There are many hidden features and obscure practices in Q. This is the list of some of them.

Magic value

The magic value is something that looks like the identity function (::) but creates void everywhere. The magic value can be created from any projected function with a missing argument:

q)mv:(value(1;))2;

At first sight it looks like the identity

q)string mv
"::"
q)mv[1]
1
q)1 2[mv]
1 2

But only until you try it in more complex expressions and then the weird things start to happen. You may think you can't add (::) and a number but wait:

q)mv + 10
+[;10]

And you can add mv to mv too

q)mv + mv
+[;]

mv represents some kind of void - if it appears in the function's argument list this argument will be omitted and the function will become a projection

q){z}[mv;"1";"2"]
{z}[;"1";"2"]

There are some limitations though - an unary function can't have a projection so it gets evaluated as usual

q)null mv
0b

mv is difficult to handle because it tends to project all functions around.

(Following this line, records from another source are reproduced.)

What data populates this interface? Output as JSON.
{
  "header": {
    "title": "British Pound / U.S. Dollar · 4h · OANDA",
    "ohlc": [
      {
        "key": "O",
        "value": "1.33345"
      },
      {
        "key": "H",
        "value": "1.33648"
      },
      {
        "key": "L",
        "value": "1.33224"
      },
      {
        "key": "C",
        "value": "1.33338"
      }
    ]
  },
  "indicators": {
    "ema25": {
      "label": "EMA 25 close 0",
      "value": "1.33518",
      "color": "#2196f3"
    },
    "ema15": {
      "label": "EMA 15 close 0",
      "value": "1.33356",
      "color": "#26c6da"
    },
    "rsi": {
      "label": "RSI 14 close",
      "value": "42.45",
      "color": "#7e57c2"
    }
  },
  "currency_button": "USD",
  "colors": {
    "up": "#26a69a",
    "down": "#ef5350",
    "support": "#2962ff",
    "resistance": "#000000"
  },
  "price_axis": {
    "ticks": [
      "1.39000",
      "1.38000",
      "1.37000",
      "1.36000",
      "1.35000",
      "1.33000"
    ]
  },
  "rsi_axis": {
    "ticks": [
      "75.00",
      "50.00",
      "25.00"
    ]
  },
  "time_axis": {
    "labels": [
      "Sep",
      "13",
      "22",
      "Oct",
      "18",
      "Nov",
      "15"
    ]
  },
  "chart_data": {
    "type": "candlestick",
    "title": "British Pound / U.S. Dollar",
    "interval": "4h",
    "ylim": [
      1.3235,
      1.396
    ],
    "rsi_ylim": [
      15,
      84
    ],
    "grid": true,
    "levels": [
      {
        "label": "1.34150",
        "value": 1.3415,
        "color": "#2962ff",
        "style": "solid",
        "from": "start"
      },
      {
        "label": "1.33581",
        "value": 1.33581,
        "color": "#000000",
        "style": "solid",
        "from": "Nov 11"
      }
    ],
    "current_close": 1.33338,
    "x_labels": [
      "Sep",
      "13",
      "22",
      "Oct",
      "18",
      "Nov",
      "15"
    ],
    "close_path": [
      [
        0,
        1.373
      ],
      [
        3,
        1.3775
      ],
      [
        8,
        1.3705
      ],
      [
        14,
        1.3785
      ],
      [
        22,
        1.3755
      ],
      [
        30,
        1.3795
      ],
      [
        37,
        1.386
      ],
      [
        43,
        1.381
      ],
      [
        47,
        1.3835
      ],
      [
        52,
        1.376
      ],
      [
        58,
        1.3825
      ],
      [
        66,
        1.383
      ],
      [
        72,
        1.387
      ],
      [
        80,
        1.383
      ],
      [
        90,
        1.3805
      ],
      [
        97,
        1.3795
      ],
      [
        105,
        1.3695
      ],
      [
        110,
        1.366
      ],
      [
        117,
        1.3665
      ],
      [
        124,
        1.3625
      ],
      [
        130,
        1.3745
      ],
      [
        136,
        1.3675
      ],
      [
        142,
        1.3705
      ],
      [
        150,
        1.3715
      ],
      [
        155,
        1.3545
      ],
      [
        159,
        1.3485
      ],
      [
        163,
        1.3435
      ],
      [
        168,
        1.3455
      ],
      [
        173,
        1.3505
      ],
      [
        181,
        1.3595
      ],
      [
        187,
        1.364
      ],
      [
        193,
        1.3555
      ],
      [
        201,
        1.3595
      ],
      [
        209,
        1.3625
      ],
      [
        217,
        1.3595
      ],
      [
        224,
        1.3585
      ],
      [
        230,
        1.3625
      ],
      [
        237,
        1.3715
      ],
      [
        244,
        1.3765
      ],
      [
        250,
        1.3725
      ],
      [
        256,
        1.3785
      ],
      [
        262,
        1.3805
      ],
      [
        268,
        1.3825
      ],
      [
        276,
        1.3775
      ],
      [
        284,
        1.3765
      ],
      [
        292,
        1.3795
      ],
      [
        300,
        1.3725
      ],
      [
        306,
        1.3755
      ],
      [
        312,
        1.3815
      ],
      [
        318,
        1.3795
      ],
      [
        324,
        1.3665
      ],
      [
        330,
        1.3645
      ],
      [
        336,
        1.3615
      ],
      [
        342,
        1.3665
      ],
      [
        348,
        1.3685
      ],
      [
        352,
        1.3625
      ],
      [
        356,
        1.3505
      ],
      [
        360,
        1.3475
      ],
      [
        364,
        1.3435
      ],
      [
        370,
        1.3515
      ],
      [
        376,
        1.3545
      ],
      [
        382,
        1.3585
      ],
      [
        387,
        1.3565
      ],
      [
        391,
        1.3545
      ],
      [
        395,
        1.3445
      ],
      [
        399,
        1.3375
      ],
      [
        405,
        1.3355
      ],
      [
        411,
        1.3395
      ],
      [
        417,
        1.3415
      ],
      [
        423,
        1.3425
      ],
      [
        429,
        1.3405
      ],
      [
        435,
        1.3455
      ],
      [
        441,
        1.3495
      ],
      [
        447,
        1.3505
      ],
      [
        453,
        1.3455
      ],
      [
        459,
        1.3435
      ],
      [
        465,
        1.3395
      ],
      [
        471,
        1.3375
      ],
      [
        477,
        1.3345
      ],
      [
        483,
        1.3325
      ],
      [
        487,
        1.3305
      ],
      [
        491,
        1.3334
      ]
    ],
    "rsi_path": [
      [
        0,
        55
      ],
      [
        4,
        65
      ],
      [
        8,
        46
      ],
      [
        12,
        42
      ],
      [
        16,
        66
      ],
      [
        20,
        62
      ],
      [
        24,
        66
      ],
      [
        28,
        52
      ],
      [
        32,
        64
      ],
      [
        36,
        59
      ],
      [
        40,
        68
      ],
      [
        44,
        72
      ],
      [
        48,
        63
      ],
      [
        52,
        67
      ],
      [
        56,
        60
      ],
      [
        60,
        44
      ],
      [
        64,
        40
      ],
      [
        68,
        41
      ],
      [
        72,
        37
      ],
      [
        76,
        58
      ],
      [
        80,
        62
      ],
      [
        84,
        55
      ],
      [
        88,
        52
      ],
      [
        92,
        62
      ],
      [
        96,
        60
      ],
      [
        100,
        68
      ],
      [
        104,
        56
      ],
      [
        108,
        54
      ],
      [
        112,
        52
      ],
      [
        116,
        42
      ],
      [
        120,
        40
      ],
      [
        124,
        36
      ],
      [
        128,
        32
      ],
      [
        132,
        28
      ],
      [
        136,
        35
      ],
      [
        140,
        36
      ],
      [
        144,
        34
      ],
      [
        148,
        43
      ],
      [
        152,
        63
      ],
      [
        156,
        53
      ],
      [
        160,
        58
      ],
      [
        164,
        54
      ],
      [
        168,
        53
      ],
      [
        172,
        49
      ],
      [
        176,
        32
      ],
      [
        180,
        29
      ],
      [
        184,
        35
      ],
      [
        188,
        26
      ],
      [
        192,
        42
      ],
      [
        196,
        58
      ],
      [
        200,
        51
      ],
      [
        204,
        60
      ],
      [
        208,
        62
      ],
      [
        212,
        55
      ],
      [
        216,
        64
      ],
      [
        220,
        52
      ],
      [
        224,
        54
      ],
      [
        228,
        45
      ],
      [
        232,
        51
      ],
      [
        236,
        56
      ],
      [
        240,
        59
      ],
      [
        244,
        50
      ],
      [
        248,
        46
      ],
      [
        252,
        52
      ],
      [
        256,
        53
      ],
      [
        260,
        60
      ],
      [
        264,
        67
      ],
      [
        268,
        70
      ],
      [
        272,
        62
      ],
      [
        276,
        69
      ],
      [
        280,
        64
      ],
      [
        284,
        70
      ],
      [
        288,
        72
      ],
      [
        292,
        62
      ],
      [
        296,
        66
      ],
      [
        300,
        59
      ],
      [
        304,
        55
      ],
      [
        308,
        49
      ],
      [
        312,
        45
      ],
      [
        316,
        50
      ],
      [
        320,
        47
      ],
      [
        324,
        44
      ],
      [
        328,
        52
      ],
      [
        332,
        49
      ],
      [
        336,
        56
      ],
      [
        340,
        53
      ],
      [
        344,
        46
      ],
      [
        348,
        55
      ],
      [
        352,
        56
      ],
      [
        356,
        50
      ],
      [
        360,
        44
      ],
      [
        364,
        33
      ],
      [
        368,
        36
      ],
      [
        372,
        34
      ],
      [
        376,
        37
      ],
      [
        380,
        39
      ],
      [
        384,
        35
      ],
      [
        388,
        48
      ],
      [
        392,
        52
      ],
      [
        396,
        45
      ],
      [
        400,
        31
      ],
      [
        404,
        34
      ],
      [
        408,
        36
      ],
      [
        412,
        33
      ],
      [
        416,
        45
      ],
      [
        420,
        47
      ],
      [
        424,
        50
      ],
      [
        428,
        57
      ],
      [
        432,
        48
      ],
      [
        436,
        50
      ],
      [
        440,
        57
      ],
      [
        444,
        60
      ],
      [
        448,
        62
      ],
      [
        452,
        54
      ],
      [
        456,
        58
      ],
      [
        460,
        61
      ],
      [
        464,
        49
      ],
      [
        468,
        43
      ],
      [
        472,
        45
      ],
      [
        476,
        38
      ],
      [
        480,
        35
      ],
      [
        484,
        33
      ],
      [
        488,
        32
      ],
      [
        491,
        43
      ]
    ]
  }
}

For example it is not easy to create a list of mvs

q)10#mv
#[10;]

Fortunately we can use unary functions that are immune to projection

q)l:raze 10#enlist mv
q)l[1]+l[2]
+[;]

And now we are ready to do something that is extremely difficult to do in the boring ordinary Q without magic - project functions via apply!

q){z} . (;1;2) / will not work!
q){z} . @[3#l;1 2;:;1 2] / works!
{z}[;1;2]

We can even project functions dynamically

q)args:0 2!(10;20)
q)prj:{x . @[(count value[x]1)#l;key y;:;value y]}
q)prj[{z};args]
{z}[10;;20]

An important special case - enlist function. We can't use apply because it checks that the number of arguments is less than 9 but we can use eval

q)l:100#l
q)prj2:{eval(enlist),@[x#l;key y;:;value y]}
q)prj2[50;args]
enlist(10;;20;;;....;;)

It's not easy to create such enlist with arbitrary values at random places! Lets use it to calculate some aggregation function on a list with a random number of nulls that will be filled later

q)v:100?til[10],1#l / add some mv nulls
q)f:(')[max;eval(enlist),v] / create func, f now is a function of a random number of args!
q){x first 1?100}/[{100<type x};f] / feed random numbers to f until it is done
65

";" as an identity function

It may look crazy but ";" indeed acts like an identity function

q)";"[1]
1
q)";"[{x+y}]
{x+y}

Even more - it is actually the last identity function because you can pass to it any number of arguments (more than 8!)

q)";"[1;2;3]
3

It is immune to projections and to the magic value and can't be used with apply

q)";"[;mv;10]
10

Strange properties of ";" become clear if we notice that

q)parse "1;2;3"
(";";1;2;3)

it is just the block marker in the eval tree. Actually all 3 expressions are equivalent

1;2;3
[1;2;3]
";"[1;2;3]

"q" and "k" are functions

Like ";" "q" and "k" are also special functions. You can use them instead of value to evaluate string expressions

q)"q" "1+1"
2
q)"k" ",1"
,1

"k" is especially useful if you want to evaluate k code and can't use "k)" syntax

q)("k" ",#:")1 2 3
,3

Actually any char can be a function (except ";"), all you have to do

q)(`$".!.e")set {[s] value s}
q)"!" "1+1"
2

is to provide an eval function. More on this feature in DSL section.

Mistery of :

You may think that ";" and "k" functions are weird but there's more

q)a:{x+1}
q)(a:) 100
101

Yes a: is the same as just a, actually you can add as many ":" as you want, it seems Q doesn't care how many ":" follow a symbol

q)(a:::::::::)100
101

What happens here is that this expression really means this

(a:::::)~(::)a~(:)a

Looks like it is K leaking into Q because you can call other functions in this manner, also you can use other expression delimiters

q)(10!:)
0 1 2 3 4 5 6 7 8 9
q)[10!:]
q)b:10!:;

Unfortunately these unary functions can't be chained, they require some Q expression on the left and execute immediately. There are some tricks though. First of all you can use them to avoid some verbose Q functions like string or enlist

q)(`mysym$:; 10,:)
("mysym";,10)
/ looks especially good when 1 item lists are mixed with multi item lists, adds uniformity to the expression
q)("ab";"a",:)

Also they provide an excelent way to define a composite function - just put :: at the end

q)a:{x+y}; b:{x+1}
q)c:{x*2}b a ::
q)c[10;20]
62

Notice that :: syntax is valid for functions with any number of arguments (unlike f g@) and is simpler than '[f;g]. If your first function in a composition is one of ":" functions you can use the following trick

q)c:{x+1}{x*2}:: !:
q)c 3
1 3 5

You can use two ":" functions at the end. In this case one of them gets applied to its left argument and the second (til in this example) becomes the first function of the composition.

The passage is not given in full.